15.11.14

Dua Seperempat - Lima

A FICTION.



Ketika aku berusia 5 tahun, aku ingat betul kado ulang tahun dari Ayah, sebuah boneka.
Bentuknya perempuan dan rambutnya keriting kuning. namanya Lucy.
Kamu belum lahir, mungkin. aku lupa, tapi aku benar-benar tidak bisa kehilangan boneka itu. 
Aku menganggapnya sahabat.
dari mandi, makan, sampai mengaji aku harus membawa boneka itu.
Ibu sampai takut kalau kalau aku ga bisa move on dari boneka itu kalau sudah mulai SD.
Sampai suatu hari, kamu ingat Jimmy kan, tetangga kita yang nakal itu, menyeretnya ketika aku lengah,
Di celupkan ke got, lalu di injak injak. 
Itu lah pertama kali aku merasa benar benar sedih, sakit hati, marah yang amat sangat murka.
Butuh dua minggu Ibu menenangkan aku, ikut les balet biar lupa, ikut karate biar marahku terlampiaskan.


Kamu gak minta lagi boneka model yang sama begitu?


Emm, engga kayaknya. Malam beberapa minggu setelah kejadian itu, Ayah bilang gak bagus suka sama benda sampai segitunya. dan setelah beberapa kali aku sakit hati dan putus cinta, rasanya perasaan murka kehilangan Lucy rasanya muncul lagi dan lalu muncul kata kata Ayah itu. dan aku ngerti.


Ngerti apa?


You can't be dependent with one person or one thing. Semua itu ga ada yang everlasting, terutama saat aku murka terhadap kabel kabel ini semua, dan ruang isolator ini. Mau upaya apa pun, ga bakal semua kembali seperti semua.


Mungkin, memang ga bisa seperti semula, tapi bisa kalau kamu mau ikutin dan semangat sama treatment ini. 
Semua support kamu, harapan itu ada.


Apa aku terlihat hopeless

Bukan seperti itu, kamu tegar tapi kamu getir. cobalah kamu positif sedikit.


Kita pernah satu rahim, masa kamu ga tau sih aku gimana?


Aku menghela nafas. Tidak ada guna memaksa bicara wanita luar biasa ini.
Minum dulu lah. dan usahakan tiduran.


Ndre?

Ya, mba?

Aku stadium 4 dan aku gak bakal minta apa apa sama kamu. Aku ga mau dramatisir semua ini. 

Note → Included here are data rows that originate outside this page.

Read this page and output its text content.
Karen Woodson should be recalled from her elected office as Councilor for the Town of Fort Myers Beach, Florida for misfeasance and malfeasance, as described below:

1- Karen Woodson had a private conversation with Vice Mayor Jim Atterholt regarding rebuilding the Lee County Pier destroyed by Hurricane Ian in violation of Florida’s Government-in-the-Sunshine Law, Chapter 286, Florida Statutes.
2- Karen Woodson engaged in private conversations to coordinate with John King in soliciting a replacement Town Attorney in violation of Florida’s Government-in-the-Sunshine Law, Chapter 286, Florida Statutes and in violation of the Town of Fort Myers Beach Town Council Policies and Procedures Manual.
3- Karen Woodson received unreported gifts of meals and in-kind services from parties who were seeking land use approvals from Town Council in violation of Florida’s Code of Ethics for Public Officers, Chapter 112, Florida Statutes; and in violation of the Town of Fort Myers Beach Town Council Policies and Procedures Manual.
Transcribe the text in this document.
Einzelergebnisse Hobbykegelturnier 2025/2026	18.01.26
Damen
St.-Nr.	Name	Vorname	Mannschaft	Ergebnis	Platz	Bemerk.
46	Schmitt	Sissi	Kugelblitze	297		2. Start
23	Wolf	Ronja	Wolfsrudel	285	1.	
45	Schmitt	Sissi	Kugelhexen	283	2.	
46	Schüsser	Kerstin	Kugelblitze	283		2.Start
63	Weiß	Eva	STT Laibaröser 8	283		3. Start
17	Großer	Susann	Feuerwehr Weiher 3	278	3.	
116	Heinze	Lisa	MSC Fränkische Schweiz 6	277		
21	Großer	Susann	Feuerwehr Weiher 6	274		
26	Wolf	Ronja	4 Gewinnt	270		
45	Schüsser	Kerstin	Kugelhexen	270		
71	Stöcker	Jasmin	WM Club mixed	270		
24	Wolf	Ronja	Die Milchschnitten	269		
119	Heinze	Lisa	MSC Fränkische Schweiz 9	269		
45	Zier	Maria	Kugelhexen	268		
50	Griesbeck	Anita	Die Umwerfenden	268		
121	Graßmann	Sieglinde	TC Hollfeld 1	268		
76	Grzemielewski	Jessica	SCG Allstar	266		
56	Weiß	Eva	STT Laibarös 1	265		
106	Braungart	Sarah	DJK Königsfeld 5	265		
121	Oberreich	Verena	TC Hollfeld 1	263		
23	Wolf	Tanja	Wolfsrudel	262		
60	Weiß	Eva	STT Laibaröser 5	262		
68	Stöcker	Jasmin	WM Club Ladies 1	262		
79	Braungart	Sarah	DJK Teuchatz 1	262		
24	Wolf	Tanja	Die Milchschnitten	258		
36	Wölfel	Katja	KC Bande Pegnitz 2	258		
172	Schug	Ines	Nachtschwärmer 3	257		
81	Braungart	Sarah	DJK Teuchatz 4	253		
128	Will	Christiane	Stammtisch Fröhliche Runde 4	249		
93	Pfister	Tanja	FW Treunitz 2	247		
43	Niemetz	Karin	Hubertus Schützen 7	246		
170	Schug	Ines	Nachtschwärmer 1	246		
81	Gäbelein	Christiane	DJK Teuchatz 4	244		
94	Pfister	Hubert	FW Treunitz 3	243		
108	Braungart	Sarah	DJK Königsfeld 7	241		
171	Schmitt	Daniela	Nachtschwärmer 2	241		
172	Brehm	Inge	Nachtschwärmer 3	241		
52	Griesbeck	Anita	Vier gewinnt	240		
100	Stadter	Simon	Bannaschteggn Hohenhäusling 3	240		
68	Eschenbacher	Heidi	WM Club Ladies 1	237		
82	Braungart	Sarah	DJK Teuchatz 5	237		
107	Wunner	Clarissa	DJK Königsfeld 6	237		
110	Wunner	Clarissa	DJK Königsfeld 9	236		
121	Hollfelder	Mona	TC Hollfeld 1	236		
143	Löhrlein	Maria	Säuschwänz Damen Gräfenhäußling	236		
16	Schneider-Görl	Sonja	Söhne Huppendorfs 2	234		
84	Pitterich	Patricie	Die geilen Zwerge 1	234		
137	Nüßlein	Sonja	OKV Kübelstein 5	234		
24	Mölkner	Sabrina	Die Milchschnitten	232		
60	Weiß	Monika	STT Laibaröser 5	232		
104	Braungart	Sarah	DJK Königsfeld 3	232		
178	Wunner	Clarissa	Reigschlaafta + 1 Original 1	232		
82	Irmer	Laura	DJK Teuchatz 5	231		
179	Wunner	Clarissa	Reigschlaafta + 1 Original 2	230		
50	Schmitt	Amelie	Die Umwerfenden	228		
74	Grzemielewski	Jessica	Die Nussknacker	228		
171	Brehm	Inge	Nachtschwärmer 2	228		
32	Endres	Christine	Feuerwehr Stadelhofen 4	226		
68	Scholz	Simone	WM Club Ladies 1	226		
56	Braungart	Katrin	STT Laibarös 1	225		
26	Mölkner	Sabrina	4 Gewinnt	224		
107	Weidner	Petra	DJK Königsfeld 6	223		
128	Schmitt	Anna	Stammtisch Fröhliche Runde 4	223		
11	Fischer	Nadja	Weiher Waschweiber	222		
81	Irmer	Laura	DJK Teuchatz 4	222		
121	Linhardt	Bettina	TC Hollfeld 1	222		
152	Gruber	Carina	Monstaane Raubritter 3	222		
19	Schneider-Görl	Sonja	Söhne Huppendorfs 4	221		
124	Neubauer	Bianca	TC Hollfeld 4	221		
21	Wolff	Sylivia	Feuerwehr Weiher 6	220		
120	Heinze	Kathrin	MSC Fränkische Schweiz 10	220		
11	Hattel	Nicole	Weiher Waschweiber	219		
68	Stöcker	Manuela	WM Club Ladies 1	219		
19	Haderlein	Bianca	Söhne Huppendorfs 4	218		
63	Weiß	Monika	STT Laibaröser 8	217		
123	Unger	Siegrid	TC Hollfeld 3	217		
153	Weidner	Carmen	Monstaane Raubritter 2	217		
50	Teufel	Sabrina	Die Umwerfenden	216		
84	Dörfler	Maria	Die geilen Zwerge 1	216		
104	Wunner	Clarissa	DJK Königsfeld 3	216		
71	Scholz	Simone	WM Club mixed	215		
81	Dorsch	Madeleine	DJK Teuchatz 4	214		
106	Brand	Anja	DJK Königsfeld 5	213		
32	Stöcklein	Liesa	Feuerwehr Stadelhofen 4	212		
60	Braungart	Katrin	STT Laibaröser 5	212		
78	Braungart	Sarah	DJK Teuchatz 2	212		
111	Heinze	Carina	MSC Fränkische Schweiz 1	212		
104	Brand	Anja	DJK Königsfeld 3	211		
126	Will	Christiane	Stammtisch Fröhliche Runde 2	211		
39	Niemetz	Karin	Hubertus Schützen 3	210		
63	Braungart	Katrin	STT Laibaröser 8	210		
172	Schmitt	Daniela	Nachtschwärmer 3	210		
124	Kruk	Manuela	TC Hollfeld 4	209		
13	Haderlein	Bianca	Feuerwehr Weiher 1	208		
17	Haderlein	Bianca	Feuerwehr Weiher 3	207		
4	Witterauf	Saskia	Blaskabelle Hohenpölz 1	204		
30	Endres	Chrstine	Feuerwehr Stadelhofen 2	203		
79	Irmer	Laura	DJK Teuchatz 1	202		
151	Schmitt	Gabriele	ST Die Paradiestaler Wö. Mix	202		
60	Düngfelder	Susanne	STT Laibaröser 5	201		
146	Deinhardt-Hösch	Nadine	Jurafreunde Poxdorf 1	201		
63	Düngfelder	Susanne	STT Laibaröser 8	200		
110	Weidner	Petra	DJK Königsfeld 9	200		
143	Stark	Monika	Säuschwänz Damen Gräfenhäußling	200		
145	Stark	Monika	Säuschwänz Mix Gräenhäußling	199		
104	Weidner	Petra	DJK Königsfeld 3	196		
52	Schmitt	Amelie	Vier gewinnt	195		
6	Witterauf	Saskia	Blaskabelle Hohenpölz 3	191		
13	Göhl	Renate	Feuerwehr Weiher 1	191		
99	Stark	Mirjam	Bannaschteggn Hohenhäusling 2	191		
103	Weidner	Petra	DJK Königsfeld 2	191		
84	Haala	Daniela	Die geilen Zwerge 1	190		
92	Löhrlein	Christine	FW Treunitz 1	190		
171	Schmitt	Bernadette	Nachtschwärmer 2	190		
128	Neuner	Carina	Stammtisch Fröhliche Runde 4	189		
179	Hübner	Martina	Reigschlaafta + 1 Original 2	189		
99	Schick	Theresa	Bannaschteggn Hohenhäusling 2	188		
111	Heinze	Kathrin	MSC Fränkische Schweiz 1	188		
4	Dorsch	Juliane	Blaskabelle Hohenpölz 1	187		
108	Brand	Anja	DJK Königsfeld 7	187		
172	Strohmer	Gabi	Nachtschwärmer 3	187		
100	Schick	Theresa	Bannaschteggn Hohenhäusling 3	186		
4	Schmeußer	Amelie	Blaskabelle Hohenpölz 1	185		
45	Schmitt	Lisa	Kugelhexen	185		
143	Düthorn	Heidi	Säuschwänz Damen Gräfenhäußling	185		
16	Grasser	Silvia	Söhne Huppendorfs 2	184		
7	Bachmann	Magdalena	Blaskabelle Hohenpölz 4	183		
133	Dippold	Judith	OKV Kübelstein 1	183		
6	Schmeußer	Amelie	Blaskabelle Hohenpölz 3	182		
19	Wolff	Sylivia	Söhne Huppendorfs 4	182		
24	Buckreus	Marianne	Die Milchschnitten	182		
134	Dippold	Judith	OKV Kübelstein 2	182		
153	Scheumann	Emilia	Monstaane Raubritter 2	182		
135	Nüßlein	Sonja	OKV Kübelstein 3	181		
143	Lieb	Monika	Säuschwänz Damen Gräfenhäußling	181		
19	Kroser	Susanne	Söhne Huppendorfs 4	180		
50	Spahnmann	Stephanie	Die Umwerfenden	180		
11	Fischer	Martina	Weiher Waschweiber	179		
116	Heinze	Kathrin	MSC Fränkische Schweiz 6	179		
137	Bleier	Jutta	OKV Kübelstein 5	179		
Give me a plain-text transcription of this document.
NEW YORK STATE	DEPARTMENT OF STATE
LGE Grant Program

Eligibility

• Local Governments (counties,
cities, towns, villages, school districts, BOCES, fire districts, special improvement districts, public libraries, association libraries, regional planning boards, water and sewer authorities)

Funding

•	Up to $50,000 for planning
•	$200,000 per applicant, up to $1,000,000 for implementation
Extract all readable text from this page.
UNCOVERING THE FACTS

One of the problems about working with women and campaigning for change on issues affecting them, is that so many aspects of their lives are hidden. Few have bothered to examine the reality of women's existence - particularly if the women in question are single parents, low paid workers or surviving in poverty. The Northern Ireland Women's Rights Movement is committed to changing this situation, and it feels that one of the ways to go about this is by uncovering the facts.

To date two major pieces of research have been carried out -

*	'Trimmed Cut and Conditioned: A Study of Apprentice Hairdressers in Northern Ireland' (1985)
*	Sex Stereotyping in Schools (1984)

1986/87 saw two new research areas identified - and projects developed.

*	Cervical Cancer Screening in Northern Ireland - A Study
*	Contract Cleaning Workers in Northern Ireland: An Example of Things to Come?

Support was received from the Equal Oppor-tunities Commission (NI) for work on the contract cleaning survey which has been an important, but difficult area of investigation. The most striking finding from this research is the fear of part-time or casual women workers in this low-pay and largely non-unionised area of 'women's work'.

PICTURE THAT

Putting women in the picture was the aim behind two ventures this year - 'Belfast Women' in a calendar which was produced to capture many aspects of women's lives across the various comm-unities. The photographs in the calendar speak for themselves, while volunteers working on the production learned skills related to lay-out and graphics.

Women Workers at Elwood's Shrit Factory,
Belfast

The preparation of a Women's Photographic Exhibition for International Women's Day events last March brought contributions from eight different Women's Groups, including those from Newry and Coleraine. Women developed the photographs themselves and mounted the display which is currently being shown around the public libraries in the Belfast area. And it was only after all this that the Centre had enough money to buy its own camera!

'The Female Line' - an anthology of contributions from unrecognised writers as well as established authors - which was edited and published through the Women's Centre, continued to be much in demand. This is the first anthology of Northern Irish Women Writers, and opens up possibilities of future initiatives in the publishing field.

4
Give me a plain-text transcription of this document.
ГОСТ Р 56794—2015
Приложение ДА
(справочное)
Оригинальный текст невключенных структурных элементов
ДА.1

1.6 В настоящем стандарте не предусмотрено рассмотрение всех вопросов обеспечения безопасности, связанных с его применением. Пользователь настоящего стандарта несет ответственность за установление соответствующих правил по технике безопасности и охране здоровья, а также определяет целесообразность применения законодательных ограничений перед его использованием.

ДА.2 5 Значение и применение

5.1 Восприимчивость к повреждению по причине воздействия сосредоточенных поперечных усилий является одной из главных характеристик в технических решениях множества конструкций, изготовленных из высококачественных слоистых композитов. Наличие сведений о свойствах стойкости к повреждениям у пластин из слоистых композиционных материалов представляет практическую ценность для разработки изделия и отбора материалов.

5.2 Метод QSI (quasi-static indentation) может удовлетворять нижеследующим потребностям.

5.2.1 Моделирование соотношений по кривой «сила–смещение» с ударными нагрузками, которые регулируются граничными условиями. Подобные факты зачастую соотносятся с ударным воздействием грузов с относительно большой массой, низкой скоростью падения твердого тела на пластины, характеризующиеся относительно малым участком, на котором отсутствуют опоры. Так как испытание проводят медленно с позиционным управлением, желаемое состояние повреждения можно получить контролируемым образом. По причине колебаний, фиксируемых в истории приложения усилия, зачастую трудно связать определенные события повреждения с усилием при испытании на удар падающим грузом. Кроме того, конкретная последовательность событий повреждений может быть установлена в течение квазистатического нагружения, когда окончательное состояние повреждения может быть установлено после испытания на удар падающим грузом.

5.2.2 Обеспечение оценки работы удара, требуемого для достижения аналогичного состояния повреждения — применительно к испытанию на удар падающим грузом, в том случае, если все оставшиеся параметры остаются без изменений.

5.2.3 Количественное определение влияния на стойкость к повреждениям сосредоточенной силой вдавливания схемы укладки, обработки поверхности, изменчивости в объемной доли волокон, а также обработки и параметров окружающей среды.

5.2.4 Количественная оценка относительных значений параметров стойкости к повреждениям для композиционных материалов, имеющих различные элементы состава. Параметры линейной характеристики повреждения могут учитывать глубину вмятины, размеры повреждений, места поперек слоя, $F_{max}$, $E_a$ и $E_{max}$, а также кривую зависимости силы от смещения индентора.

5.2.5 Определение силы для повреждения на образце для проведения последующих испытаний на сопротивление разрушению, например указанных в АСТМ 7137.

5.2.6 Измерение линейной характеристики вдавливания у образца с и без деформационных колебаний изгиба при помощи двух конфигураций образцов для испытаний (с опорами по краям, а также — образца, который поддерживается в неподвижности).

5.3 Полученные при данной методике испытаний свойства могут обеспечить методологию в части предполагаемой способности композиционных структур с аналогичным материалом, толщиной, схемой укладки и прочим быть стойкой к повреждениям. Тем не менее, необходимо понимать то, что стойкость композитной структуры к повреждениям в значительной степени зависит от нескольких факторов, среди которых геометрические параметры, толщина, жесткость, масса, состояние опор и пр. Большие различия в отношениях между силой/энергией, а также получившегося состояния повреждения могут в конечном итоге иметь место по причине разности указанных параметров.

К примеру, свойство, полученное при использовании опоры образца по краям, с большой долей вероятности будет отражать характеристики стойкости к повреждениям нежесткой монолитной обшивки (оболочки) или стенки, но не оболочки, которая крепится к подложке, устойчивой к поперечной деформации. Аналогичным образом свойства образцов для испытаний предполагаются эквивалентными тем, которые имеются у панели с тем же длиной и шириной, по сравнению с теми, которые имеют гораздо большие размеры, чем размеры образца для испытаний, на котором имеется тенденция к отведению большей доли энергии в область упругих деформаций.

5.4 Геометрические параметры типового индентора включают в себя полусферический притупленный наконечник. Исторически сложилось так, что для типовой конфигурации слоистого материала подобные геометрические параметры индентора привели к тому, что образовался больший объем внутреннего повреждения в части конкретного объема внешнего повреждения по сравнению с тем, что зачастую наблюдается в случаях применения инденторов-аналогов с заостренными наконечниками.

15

Dia menyalakan rokoknya. Aku terdiam.


Take all as normal as we can. Biarkan anak-anakku berkembang sendirinya, aku hanya bisa wariskan buku, Kalau Anto mau menikah lagi, ingatkan Ibu untuk jangan marah dan biarkan saja, dia sudah tidak terikat dengan aku lagi nanti. 
Ini satu satunya jalan agar kita semua bisa hidup seperti semula. Anggaplah aku dinas, aku berlibur, aku nginep dirumah Dina, aku sedang menyelesaikan research-ku, tidak ada yang beda. Tidak boleh ada yang menangis, tidak. karena aku berjuang bertahun-tahun, aku tak pantas diberi air mata.


Mendadak aku benci kaca pemisah ruangan isolasi ini. Mau ku pecahkan agar bisa memegang tangannya, memeluknya.
Dia menghisap rokoknya. Tangannya bagaikan tangkai bunga bertancapkan selang-selang infus, bajunya kebesaran, seperti anak kecil yang memakai baju daster ibunya dan matanya, matanya lelah dan layu di kelopak, 
tapi masih berbinar dibola sinarnya yang tegas.


Aku meninggalkan ruang isolasi, langkahku gontai dan ku dengar derap suster yang panik.
Tapi anehnya, semua terasa biasa saja.